The Communication of 10 June 1981 contained this:
We have nothing to hide and certainly nothing to be ashamed of, but we object to having our affairs investigated by outsiders. We would be able to answer many of the questions likely to be asked, if not all of them, but we have found that silence is the best practice. Comment or correction only breeds further enquiry and leads to the publicity we seek to avoid. We respect and do not comment on the attitudes of other organizations. It is unfortunate that sometimes they are less respectful of ours. If therefore any of you is approached by any reporter… you will only be carrying out our practice if you gently decline to comment. Do not be drawn into argument or defence, however … Remember the Antient Charge, ‘Behaviour in Presence of Strangers, Not Masons’: You shall be cautious in your words and carriage, that the most penetrating stranger shall not be able to discover or find out what is not proper to be intimated; and sometimes you shall divert a discourse, and manage it prudently for the honour of the worshipful fraternity…
This warning was issued by no less a figure than the Pro Grand Master, Brother the Rt Hon the Earl Cadogan, sitting as president of the Brotherhood’s Board of General Purposes. The reminder of possible disciplinary action against Freemasons who contravene Antient Charge VI.4 was not provoked solely by the United Grand Lodge’s concern about my own enquiries.
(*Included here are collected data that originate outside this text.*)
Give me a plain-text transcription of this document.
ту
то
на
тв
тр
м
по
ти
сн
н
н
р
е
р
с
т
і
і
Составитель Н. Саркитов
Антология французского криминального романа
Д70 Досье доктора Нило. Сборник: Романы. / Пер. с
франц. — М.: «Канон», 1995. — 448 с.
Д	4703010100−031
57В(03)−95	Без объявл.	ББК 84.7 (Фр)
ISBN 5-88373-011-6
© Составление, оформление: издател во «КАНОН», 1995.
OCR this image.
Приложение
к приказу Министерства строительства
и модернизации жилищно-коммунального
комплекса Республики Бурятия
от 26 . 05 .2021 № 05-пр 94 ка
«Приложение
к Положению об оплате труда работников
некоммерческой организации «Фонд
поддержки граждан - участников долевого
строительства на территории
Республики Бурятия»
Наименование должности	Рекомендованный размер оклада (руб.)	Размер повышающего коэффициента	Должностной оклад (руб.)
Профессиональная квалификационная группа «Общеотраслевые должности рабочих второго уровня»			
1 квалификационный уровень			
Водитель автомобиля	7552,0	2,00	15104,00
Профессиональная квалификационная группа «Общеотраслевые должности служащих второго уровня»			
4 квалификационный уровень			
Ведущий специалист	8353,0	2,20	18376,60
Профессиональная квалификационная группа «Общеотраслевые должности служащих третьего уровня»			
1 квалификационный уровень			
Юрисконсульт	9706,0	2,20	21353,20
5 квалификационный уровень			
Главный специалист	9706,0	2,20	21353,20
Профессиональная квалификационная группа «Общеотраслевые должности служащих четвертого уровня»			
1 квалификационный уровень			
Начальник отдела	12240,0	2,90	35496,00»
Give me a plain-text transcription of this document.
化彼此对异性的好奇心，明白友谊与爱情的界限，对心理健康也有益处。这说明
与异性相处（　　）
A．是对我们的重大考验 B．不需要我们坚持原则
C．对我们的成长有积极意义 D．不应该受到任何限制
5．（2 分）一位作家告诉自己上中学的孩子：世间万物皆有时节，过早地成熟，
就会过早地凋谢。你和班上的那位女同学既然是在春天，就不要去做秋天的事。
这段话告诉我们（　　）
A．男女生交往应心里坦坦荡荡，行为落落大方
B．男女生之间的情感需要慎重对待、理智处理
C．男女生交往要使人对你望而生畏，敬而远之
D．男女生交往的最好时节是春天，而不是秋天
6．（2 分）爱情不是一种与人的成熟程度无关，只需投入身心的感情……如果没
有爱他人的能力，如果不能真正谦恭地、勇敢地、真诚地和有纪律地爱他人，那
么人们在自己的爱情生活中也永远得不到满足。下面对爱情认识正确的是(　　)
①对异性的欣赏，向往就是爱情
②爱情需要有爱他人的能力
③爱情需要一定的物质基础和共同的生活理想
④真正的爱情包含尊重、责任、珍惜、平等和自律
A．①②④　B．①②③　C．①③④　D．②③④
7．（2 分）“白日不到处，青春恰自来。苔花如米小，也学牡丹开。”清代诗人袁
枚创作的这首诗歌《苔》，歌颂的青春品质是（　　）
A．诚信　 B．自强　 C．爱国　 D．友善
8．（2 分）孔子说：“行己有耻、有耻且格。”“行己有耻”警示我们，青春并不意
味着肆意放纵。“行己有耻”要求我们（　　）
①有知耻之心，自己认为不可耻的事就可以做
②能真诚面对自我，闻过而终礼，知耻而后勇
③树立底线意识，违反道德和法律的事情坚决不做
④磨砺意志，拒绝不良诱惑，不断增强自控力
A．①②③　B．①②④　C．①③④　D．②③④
London Weekend Television had recently discussed in its Credo programme whether Freemasonry was compatible with Christianity, and the fact that several Freemasons of grand rank* had taken part in the programme had caused a storm within the Brotherhood.
A non-Mason such as I, working for information against this kind of organized secrecy, newly reinforced by stern warnings, would be hard put to obtain anything in certain areas of the subject without the assistance of at least some genuinely motivated ‘moles’.
I was fortunate to have established within a few months an entire network of moles. The information this led me to was as startling as it was disturbing.
After my first book appeared in 1976, the London Evening News, which serialized it, received a letter from the Freemason director of a chain of bookshops, stating that he was so enraged by evidence I had produced linking Freemasons to the Jack the Ripper case that not only would he physically attack me if we should ever meet (referring to me as ‘this specimen’), he would never stock the book and would do all in his power to wreck its distribution to shops not owned by him. To some extent he succeeded. Although after the serialization it was in high demand, and quickly climbed to the top of the bestseller lists, I was soon receiving letters from would-be readers asking where it could be bought. Despite continuing demand for the book (it was reprinted in 1977, 1978, 1979, twice in 1981 and again in 1982) it cannot be found in branches of this particular chain. Many Freemason managers of other bookshops refuse point-blank to stock it.
Many previous books on Freemasonry have been published. Many, chiefly those by Masons themselves, are still in print after several years. It is interesting to see how many outsiders’ works on the Brotherhood have gone quickly out of print despite continuing demand for them.
It is inevitable that many Freemasons will object to this book, if only because it overturns some cherished masonic beliefs. At least readers will be aware of the reason why, if it is in demand, all manner of excuses will be made by some booksellers for not stocking it.